|InterJournal Complex Systems, 1483
|Manuscript Number: |
Submission Date: 2004
|Animal foraging and the evolution of goal-directed cognition|
One of the overarching lessons of complexity theory is that complex behaviors often emerge out of less complex local rule structures. Evolutionary theory holds that complex phenotypes evolve out of less complex phenotypes. This work presents evidence for the evolution of cognition out of simple molecular structures initially operating in the control of spatial foraging behavior. The evidence is constructed from and helps to unify observations from behavioral ecology, mathematical biology, molecular genetics, neuroscience, attention studies, and research on human goal-directed pathologies. Similarities in foraging behavior across eumetazoans (i.e., vertebrates, insects, and mollusks) suggest the early evolution of a foraging behavior called area-restricted search.
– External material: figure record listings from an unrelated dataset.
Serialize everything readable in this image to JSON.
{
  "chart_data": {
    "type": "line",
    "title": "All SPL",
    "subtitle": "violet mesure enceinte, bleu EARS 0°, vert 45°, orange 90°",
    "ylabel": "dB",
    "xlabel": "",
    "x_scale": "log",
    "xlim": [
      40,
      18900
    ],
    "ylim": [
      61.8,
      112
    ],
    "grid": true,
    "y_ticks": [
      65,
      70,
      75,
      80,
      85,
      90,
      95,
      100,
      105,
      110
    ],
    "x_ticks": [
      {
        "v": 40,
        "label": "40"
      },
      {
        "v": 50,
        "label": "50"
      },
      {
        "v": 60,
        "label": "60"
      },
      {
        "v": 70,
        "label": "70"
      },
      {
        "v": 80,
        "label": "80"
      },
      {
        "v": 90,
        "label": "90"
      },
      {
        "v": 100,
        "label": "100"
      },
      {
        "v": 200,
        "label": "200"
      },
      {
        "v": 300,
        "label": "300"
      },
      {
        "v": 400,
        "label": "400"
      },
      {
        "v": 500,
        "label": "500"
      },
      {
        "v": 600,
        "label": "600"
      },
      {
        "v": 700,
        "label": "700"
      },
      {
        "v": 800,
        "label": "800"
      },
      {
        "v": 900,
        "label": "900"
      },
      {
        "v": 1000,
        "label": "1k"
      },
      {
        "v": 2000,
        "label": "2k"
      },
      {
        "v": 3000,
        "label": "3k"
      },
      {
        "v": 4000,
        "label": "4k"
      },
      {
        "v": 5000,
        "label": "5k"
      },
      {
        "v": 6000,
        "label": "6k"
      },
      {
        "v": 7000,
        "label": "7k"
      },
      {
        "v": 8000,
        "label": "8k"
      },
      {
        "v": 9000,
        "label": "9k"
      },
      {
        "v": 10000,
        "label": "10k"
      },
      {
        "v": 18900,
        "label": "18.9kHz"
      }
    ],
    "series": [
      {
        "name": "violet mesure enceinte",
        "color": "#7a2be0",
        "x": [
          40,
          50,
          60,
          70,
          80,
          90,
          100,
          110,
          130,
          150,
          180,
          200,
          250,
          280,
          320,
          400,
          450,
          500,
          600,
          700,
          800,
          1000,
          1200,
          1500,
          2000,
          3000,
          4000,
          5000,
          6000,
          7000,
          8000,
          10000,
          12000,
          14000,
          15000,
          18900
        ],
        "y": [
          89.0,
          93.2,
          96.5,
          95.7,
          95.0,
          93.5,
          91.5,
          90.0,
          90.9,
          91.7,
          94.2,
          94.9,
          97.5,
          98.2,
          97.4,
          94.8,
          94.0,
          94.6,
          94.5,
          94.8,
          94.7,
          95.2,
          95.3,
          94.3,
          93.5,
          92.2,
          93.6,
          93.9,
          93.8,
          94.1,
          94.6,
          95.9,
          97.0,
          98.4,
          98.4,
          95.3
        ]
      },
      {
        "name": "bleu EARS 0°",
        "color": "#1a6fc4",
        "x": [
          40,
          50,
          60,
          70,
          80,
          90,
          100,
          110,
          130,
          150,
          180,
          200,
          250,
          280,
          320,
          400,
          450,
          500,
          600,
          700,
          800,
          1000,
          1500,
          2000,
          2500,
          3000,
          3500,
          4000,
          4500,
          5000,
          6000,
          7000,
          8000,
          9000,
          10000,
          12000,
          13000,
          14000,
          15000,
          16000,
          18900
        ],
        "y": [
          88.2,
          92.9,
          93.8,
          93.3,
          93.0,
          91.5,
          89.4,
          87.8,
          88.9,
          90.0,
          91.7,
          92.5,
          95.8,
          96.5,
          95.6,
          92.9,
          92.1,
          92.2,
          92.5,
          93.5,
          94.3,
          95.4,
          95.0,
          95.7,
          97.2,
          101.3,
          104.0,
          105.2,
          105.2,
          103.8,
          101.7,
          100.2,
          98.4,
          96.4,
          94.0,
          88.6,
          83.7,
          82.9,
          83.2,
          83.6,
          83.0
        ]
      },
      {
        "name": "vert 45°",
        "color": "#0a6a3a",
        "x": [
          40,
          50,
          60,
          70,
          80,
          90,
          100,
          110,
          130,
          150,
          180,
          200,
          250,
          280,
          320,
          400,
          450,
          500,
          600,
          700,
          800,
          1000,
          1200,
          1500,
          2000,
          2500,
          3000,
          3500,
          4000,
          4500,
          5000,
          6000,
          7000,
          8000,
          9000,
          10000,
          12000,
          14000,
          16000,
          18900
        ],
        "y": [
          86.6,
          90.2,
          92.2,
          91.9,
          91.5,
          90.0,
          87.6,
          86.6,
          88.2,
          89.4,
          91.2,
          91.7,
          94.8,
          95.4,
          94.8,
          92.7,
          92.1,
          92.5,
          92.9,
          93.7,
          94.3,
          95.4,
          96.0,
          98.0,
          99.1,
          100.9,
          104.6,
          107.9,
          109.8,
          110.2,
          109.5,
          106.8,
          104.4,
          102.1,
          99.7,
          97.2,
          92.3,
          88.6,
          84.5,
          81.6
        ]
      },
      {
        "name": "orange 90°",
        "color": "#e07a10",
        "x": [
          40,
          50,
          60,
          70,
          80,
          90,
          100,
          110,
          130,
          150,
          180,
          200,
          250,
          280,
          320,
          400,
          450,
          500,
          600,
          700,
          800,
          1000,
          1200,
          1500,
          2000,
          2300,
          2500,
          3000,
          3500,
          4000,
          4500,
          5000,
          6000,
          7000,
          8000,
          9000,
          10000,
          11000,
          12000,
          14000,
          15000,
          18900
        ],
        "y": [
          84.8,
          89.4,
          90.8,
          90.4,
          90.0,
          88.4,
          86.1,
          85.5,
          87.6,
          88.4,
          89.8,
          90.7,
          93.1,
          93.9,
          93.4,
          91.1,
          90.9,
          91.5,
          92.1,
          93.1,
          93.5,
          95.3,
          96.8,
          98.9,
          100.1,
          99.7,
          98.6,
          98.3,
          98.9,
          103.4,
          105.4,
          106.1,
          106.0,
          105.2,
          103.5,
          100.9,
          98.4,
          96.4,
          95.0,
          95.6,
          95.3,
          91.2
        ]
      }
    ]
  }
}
Area-restricted search is characterized by initially concentrated searching around local areas of highest historical payoff, followed by more global and less focused searching as payoffs become infrequent. Mathematical models of area-restricted search show that it is optimal when resources are clumped and when only temporal information is available about resource density. I present a genetic algorithm that supports the mathematical findings and describes minimal molecular structures necessary for the evolution of area-restricted search. I show how these structures are present in existing neural pathways controlling area-restricted search and are internalized in the control of goal-directed behaviors in more recent vertebrates. Human pathologies of goal-directed behavior (e.g., ADHD, obsessive compulsive disorder, schizophrenia, drug addiction, and Parkinson’s Disease) share molecular similarities with foraging behavior, involve both motor and cognitive dysfunctions, and also appear to organize themselves along the gradient of behavior described by area-restricted search, from perseverative to interrupted. Studies of priming, memory chunking, and the prefrontal cortex provide evidence for the existence of hierarchical cognitive neighborhoods. Taken together, this work suggests that cognitive neighborhoods are the evolutionary emergent world of the foraging mind.